Soon we'll add the hook for her bath towel and I'm clearing a drawer in the bathroom with just her toiletries. As for the chore chart, it will have these items for a daily to-do:
Pick up toys (an picture of toys in a basket being carried)
Pick up dirty laundry (A cartoon of laundry in a hamper)
Hang up towel (Picture of towel on a hook)
Take dishes to Kitchen (Picture of dishes then an arrow to the kitchen)
Give Evie (our house rabbit) her hay (Image of hay with an arrow to a bunny)
Help take care of cans and juice boxes (picture of cans and juice boxes in recycling bin)
And clean up sink after bedtime routine (Image of kids toiletries with an arrow to the drawer)

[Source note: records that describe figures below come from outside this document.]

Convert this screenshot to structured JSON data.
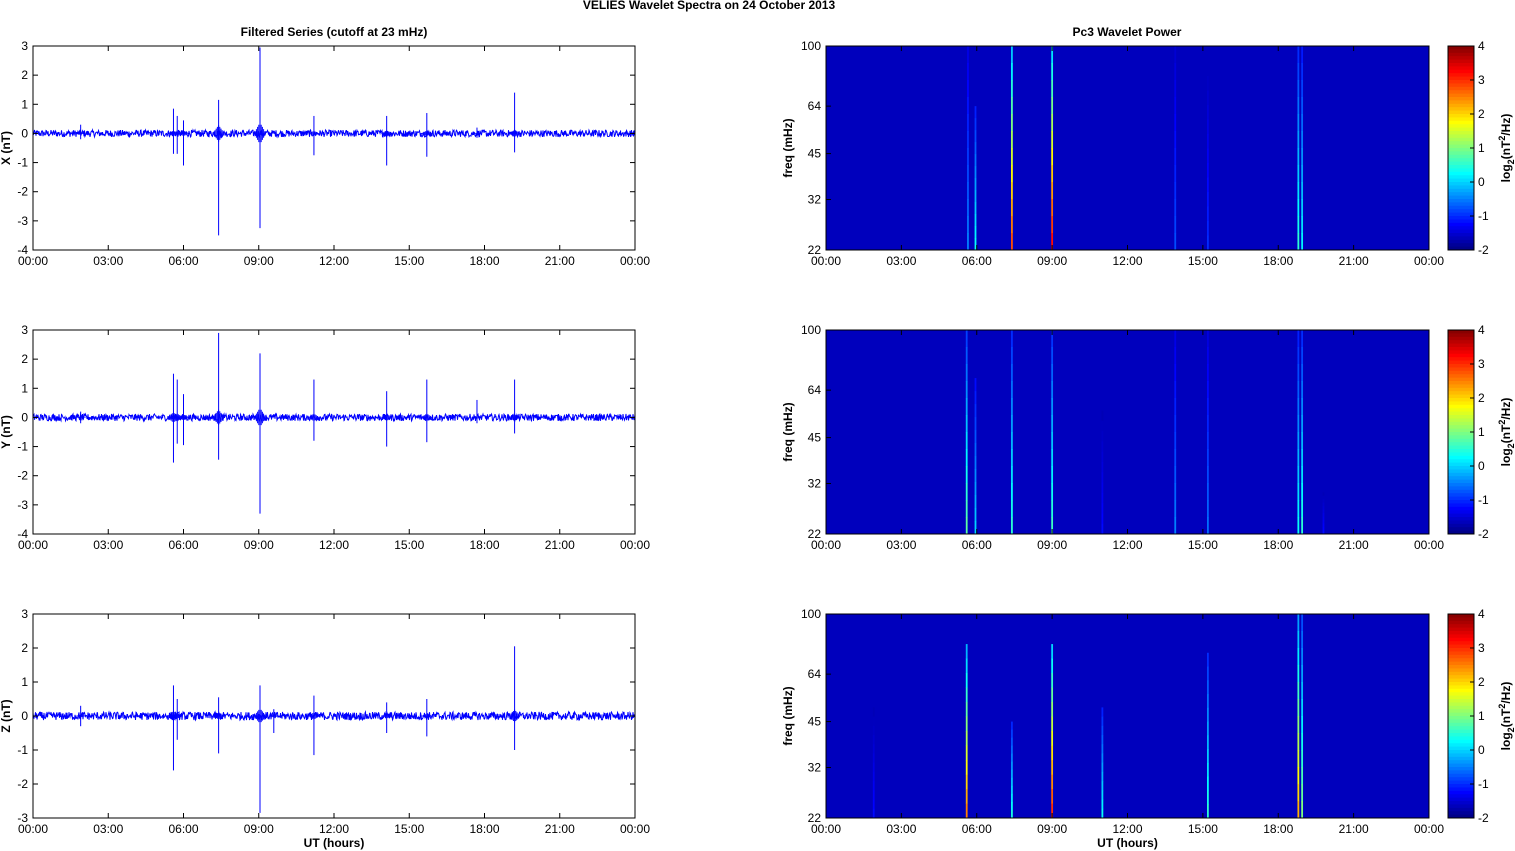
{
  "figure_title": "VELIES Wavelet Spectra on 24 October   2013",
  "left_title": "Filtered Series (cutoff at 23 mHz)",
  "right_title": "Pc3 Wavelet Power",
  "colors": {
    "trace": "#0000ff",
    "background": "#00008f",
    "axes": "#000000"
  },
  "chart_data": [
    {
      "type": "line",
      "name": "X",
      "ylabel": "X (nT)",
      "xlabel": "",
      "ylim": [
        -4,
        3
      ],
      "yticks": [
        "3",
        "2",
        "1",
        "0",
        "-1",
        "-2",
        "-3",
        "-4"
      ],
      "ytick_values": [
        3,
        2,
        1,
        0,
        -1,
        -2,
        -3,
        -4
      ],
      "x_range_hours": [
        0,
        24
      ],
      "xticks": [
        "00:00",
        "03:00",
        "06:00",
        "09:00",
        "12:00",
        "15:00",
        "18:00",
        "21:00",
        "00:00"
      ],
      "noise_amplitude_nT": 0.12,
      "spikes": [
        {
          "t": 1.9,
          "ymax": 0.3,
          "ymin": -0.2
        },
        {
          "t": 5.6,
          "ymax": 0.85,
          "ymin": -0.7
        },
        {
          "t": 5.75,
          "ymax": 0.6,
          "ymin": -0.7
        },
        {
          "t": 6.0,
          "ymax": 0.45,
          "ymin": -1.1
        },
        {
          "t": 7.4,
          "ymax": 1.15,
          "ymin": -3.5
        },
        {
          "t": 9.05,
          "ymax": 2.95,
          "ymin": -3.25
        },
        {
          "t": 11.2,
          "ymax": 0.6,
          "ymin": -0.75
        },
        {
          "t": 14.1,
          "ymax": 0.6,
          "ymin": -1.1
        },
        {
          "t": 15.7,
          "ymax": 0.7,
          "ymin": -0.8
        },
        {
          "t": 17.7,
          "ymax": 0.2,
          "ymin": -0.15
        },
        {
          "t": 19.2,
          "ymax": 1.4,
          "ymin": -0.65
        }
      ]
    },
    {
      "type": "line",
      "name": "Y",
      "ylabel": "Y (nT)",
      "xlabel": "",
      "ylim": [
        -4,
        3
      ],
      "yticks": [
        "3",
        "2",
        "1",
        "0",
        "-1",
        "-2",
        "-3",
        "-4"
      ],
      "ytick_values": [
        3,
        2,
        1,
        0,
        -1,
        -2,
        -3,
        -4
      ],
      "x_range_hours": [
        0,
        24
      ],
      "xticks": [
        "00:00",
        "03:00",
        "06:00",
        "09:00",
        "12:00",
        "15:00",
        "18:00",
        "21:00",
        "00:00"
      ],
      "noise_amplitude_nT": 0.12,
      "spikes": [
        {
          "t": 1.9,
          "ymax": 0.2,
          "ymin": -0.2
        },
        {
          "t": 5.6,
          "ymax": 1.5,
          "ymin": -1.55
        },
        {
          "t": 5.75,
          "ymax": 1.3,
          "ymin": -0.9
        },
        {
          "t": 6.0,
          "ymax": 0.8,
          "ymin": -0.95
        },
        {
          "t": 7.4,
          "ymax": 2.9,
          "ymin": -1.45
        },
        {
          "t": 9.05,
          "ymax": 2.2,
          "ymin": -3.3
        },
        {
          "t": 11.2,
          "ymax": 1.3,
          "ymin": -0.8
        },
        {
          "t": 14.1,
          "ymax": 0.9,
          "ymin": -1.0
        },
        {
          "t": 15.7,
          "ymax": 1.3,
          "ymin": -0.85
        },
        {
          "t": 17.7,
          "ymax": 0.6,
          "ymin": -0.2
        },
        {
          "t": 19.2,
          "ymax": 1.3,
          "ymin": -0.55
        }
      ]
    },
    {
      "type": "line",
      "name": "Z",
      "ylabel": "Z (nT)",
      "xlabel": "UT (hours)",
      "ylim": [
        -3,
        3
      ],
      "yticks": [
        "3",
        "2",
        "1",
        "0",
        "-1",
        "-2",
        "-3"
      ],
      "ytick_values": [
        3,
        2,
        1,
        0,
        -1,
        -2,
        -3
      ],
      "x_range_hours": [
        0,
        24
      ],
      "xticks": [
        "00:00",
        "03:00",
        "06:00",
        "09:00",
        "12:00",
        "15:00",
        "18:00",
        "21:00",
        "00:00"
      ],
      "noise_amplitude_nT": 0.12,
      "spikes": [
        {
          "t": 1.9,
          "ymax": 0.3,
          "ymin": -0.3
        },
        {
          "t": 5.6,
          "ymax": 0.9,
          "ymin": -1.6
        },
        {
          "t": 5.75,
          "ymax": 0.5,
          "ymin": -0.7
        },
        {
          "t": 7.4,
          "ymax": 0.55,
          "ymin": -1.1
        },
        {
          "t": 9.05,
          "ymax": 0.9,
          "ymin": -2.85
        },
        {
          "t": 9.6,
          "ymax": 0.2,
          "ymin": -0.5
        },
        {
          "t": 11.2,
          "ymax": 0.6,
          "ymin": -1.15
        },
        {
          "t": 14.1,
          "ymax": 0.4,
          "ymin": -0.5
        },
        {
          "t": 15.7,
          "ymax": 0.5,
          "ymin": -0.6
        },
        {
          "t": 19.2,
          "ymax": 2.05,
          "ymin": -1.0
        }
      ]
    },
    {
      "type": "heatmap",
      "ylabel": "freq (mHz)",
      "xlabel": "",
      "x_range_hours": [
        0,
        24
      ],
      "xticks": [
        "00:00",
        "03:00",
        "06:00",
        "09:00",
        "12:00",
        "15:00",
        "18:00",
        "21:00",
        "00:00"
      ],
      "ylim_mHz": [
        22,
        100
      ],
      "y_scale": "log",
      "yticks": [
        "100",
        "64",
        "45",
        "32",
        "22"
      ],
      "ytick_values": [
        100,
        64,
        45,
        32,
        22
      ],
      "colorbar_label": "log2(nT2/Hz)",
      "colorbar_ticks": [
        "4",
        "3",
        "2",
        "1",
        "0",
        "-1",
        "-2"
      ],
      "colorbar_range": [
        -2,
        4
      ],
      "background_value": -2,
      "streaks": [
        {
          "t": 5.65,
          "level": -0.5,
          "f_top": 100
        },
        {
          "t": 5.95,
          "level": 0.3,
          "f_top": 64
        },
        {
          "t": 7.4,
          "level": 2.8,
          "f_top": 100
        },
        {
          "t": 9.0,
          "level": 3.2,
          "f_top": 100
        },
        {
          "t": 13.9,
          "level": -0.8,
          "f_top": 100
        },
        {
          "t": 15.2,
          "level": -1.0,
          "f_top": 80
        },
        {
          "t": 18.8,
          "level": 0.5,
          "f_top": 100
        },
        {
          "t": 18.95,
          "level": 0.2,
          "f_top": 100
        }
      ]
    },
    {
      "type": "heatmap",
      "ylabel": "freq (mHz)",
      "xlabel": "",
      "x_range_hours": [
        0,
        24
      ],
      "xticks": [
        "00:00",
        "03:00",
        "06:00",
        "09:00",
        "12:00",
        "15:00",
        "18:00",
        "21:00",
        "00:00"
      ],
      "ylim_mHz": [
        22,
        100
      ],
      "y_scale": "log",
      "yticks": [
        "100",
        "64",
        "45",
        "32",
        "22"
      ],
      "ytick_values": [
        100,
        64,
        45,
        32,
        22
      ],
      "colorbar_label": "log2(nT2/Hz)",
      "colorbar_ticks": [
        "4",
        "3",
        "2",
        "1",
        "0",
        "-1",
        "-2"
      ],
      "colorbar_range": [
        -2,
        4
      ],
      "background_value": -2,
      "streaks": [
        {
          "t": 5.6,
          "level": 0.8,
          "f_top": 100
        },
        {
          "t": 5.95,
          "level": 0.0,
          "f_top": 70
        },
        {
          "t": 7.4,
          "level": 0.5,
          "f_top": 100
        },
        {
          "t": 9.0,
          "level": 0.6,
          "f_top": 100
        },
        {
          "t": 11.0,
          "level": -1.2,
          "f_top": 55
        },
        {
          "t": 13.9,
          "level": -0.5,
          "f_top": 100
        },
        {
          "t": 15.2,
          "level": -0.6,
          "f_top": 100
        },
        {
          "t": 18.8,
          "level": 0.3,
          "f_top": 100
        },
        {
          "t": 18.95,
          "level": 0.5,
          "f_top": 100
        },
        {
          "t": 19.8,
          "level": -1.2,
          "f_top": 30
        }
      ]
    },
    {
      "type": "heatmap",
      "ylabel": "freq (mHz)",
      "xlabel": "UT (hours)",
      "x_range_hours": [
        0,
        24
      ],
      "xticks": [
        "00:00",
        "03:00",
        "06:00",
        "09:00",
        "12:00",
        "15:00",
        "18:00",
        "21:00",
        "00:00"
      ],
      "ylim_mHz": [
        22,
        100
      ],
      "y_scale": "log",
      "yticks": [
        "100",
        "64",
        "45",
        "32",
        "22"
      ],
      "ytick_values": [
        100,
        64,
        45,
        32,
        22
      ],
      "colorbar_label": "log2(nT2/Hz)",
      "colorbar_ticks": [
        "4",
        "3",
        "2",
        "1",
        "0",
        "-1",
        "-2"
      ],
      "colorbar_range": [
        -2,
        4
      ],
      "background_value": -2,
      "streaks": [
        {
          "t": 1.9,
          "level": -1.2,
          "f_top": 50
        },
        {
          "t": 5.6,
          "level": 2.5,
          "f_top": 80
        },
        {
          "t": 7.4,
          "level": 0.4,
          "f_top": 45
        },
        {
          "t": 9.0,
          "level": 3.0,
          "f_top": 80
        },
        {
          "t": 11.0,
          "level": 0.3,
          "f_top": 50
        },
        {
          "t": 15.2,
          "level": 0.5,
          "f_top": 75
        },
        {
          "t": 18.8,
          "level": 2.2,
          "f_top": 100
        },
        {
          "t": 18.95,
          "level": 1.0,
          "f_top": 100
        }
      ]
    }
  ]
}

So far she's doing wonderfully! Thanks again everyone :)
what i do with my kids (5 and 3) is stuff like..when i do the laundry they have to put their own clothes away..then when they get older i plan on having them sit with me and fold laundry, then eventually have themm do their own laundry (hopefully by age 10..i might be dreaming, but i can try)
after meals they put the dishes in the sink, when they get older it will progress to them also washing their dishes and loading them into the dishwasher..etc
they are also expected to keep their rooms clean and to pick up their play room everyday. i set a timer for them and if they finish in time we cheer and stuff..occasioanlly i give them a treat but not all the time so its not expected..just a little extra..
i also let them do stuff they see as fun, like i have a shark mini vacuum, its only like 3 pounts and i let them both turn it on and go over the house with it, i will also dole out cleaning wipes and let them wipe down furniture, coloring on the walls etc, they seem to enjoy that kind of stuff..
basically i try to engrain a sense of responsibility in them not by institutionalizing chores but by progressively makign them more liable for their own messes, clothes, dishes etc..
dont get me wrong sometimes, they dont want to do anything, especially clean up their toys and i have actually taken their toys away before..its easier to do it for them but i stand over them and point stuff out, they do the work..just teaching them to be responsible for their own stuff is 80 percent of the work right there..
Have a place for all of her things. Don't contradict your husband in front of her and act like he's wrong with what hes asking her to do. Spending a half hour tops on chores won't ruin her childhood, it will teach her life skills and responsibility. My four year olds chores are to wipe down the counters and dinner table before dinner, to help put away dishes after my siblings wash them (I'm the guardian of my younger siblings), to fold and separate a load of clothing once a week, to feed the dogs (with supervision), and to take the bathroom trashcans and empty them into the main trashcan on garbage day. He's also responsible for his own messes, like putting away his toys, putting away his laundry, putting his dirty clothes in his hamper, etc.